Image based cell-specific biomarkers will play an important role in monitoring treatment outcomes of novel therapies in patients with Stargardt (STGD1) disease and may provide information on the exact mechanism of retinal degeneration. This study reports retinal image features from conventional clinical imaging and from corresponding high-resolution imaging with a confocal adaptive optics scanning laser ophthalmoscope (AOSLO) in a heterogenous cohort of patients with Stargardt (STGD1) disease. This is a prospective observational study in which 16 participants with clinically and molecularly confirmed STGD1, and 7 healthy controls underwent clinical assessment and confocal AOSLO imaging. Clinical assessment included short-wavelength and near-infrared fundus autofluorescence, spectral-domain optical coherence tomography, and macular microperimetry. AOSLO images were acquired over a range of retinal eccentricities (0°-20°) and mapped to areas of interest from the clinical images. A regular photoreceptor mosaic was identified in areas of normal or near normal retinal structure on clinical images. Where clinical imaging indicated areas of retinal degeneration, the photoreceptor mosaic was disorganised and lacked unambiguous cones. Discrete hyper-reflective foci were identified in 9 participants with STGD1 within areas of retinal degeneration. A continuous RPE cell mosaic at the fovea was identified in one participant with an optical gap phenotype. The clinical heterogeneity observed in STGD1 is reflected in the findings on confocal AOSLO imaging.

Keywords: ABCA4; AOSLO; Adaptive optics; Adaptive optics scanning laser ophthalmoscope; Retinal imaging; Stargardt disease.

Fig. 1

Photoreceptor mosaic in Stargardt disease in an area of near normal retina. (A) 30° short-wavelength fundus autofluorescence image, white box represents the retinal area corresponding to the photoreceptor mosaic in C and retinal cross section in B. (B) Spectral-domain optical coherence tomography of the retinal region represented by the white box in A. (C) Photoreceptor mosaic of participant S04. (D) Photoreceptor mosaic of an age-matched control (C05) to participant S04 from the same retinal eccentricity.

Fig. 2

Photoreceptor mosaic in Stargardt disease in an area of degenerated retina. (A) 30° short-wavelength fundus autofluorescence image, white box represents the retinal area corresponding to the photoreceptor mosaic in C. (B) Spectral-domain optical coherence tomography.
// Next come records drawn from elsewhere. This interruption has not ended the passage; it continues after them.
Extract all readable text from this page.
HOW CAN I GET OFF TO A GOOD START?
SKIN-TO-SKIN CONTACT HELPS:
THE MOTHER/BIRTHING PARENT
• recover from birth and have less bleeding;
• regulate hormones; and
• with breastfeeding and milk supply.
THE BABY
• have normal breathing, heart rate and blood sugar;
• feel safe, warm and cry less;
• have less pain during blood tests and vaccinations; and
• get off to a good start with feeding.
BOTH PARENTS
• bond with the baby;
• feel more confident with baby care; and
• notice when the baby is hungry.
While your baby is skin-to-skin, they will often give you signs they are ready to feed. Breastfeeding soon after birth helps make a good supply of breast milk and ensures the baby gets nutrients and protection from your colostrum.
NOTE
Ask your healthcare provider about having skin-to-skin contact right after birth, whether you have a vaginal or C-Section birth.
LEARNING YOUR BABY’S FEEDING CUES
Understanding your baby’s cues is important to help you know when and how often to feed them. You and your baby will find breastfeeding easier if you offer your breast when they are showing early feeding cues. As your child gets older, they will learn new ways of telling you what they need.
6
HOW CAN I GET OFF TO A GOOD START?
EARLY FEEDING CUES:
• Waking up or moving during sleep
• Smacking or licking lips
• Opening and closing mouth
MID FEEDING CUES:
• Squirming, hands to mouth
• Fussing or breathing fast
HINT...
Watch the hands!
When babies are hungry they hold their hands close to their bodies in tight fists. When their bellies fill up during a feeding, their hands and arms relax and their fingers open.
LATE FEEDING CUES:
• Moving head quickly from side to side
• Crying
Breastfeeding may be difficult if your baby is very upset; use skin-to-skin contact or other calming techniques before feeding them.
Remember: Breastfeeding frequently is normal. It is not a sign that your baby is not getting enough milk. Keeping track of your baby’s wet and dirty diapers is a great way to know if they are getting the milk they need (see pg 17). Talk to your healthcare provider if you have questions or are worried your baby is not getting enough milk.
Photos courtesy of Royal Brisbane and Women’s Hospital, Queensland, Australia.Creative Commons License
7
The horizontal white arrow indicates the retinal area that corresponds to the white box in A. (C) Photoreceptor mosaic of participant S06. (D) Photoreceptor mosaic of an age-matched control (C02) to participant S06 from the same retinal eccentricity. Asterisk represents the foveal centre.

Fig. 3

The relationship between retinal eccentricity and discrete hyper-reflective foci size. Each datum represents the size of an averaged image stack of 200 discrete hyper-reflective foci taken from a single AOSLO image. This is reported as full width at half maximum of a Gaussian profile fit to the average image. W_DHF—full width at half maximum size of the discrete hyper-reflective foci in microns. The mean size of the discrete hyper-reflective foci for all participants and all retinal eccentricities is 4.1 μm (SD = 0.5 μm). The solid line represents a linear least-squares regression line of best fit (r = − 0.47, p < 0.001).

Fig. 4

Examples of discrete hyper-reflective foci. 30° short-wavelength fundus autofluorescence (upper left), spectral-domain optical coherence tomography (lower left) and confocal AOSLO (right) images are shown. The white box in the short- wavelength fundus autofluorescence image represents the retinal area corresponding to the photoreceptor mosaic. White arrows indicate examples of the discrete hyper-reflective foci that can be seen throughout each image. (A) participant S11, (B) participant S14, (C) participant S15.

Fig. 5

Retinal pigment epithelial (RPE) mosaic. 30° short-wavelength fundus autofluorescence (SW-FAF, upper left), spectral-domain optical coherence tomography (SD-OCT, lower left) and confocal AOSLO (right) images are shown. The white box in the SW-FAF image represents the retinal area corresponding to the photoreceptor mosaic. The horizontal white arrow in the SD-OCT image indicates the retinal area that corresponds to the white box in the SW-FAF image. The white arrowheads in the confocal AOSLO image indicate examples of the RPE cells visible throughout the image. Asterisk represents the foveal centre.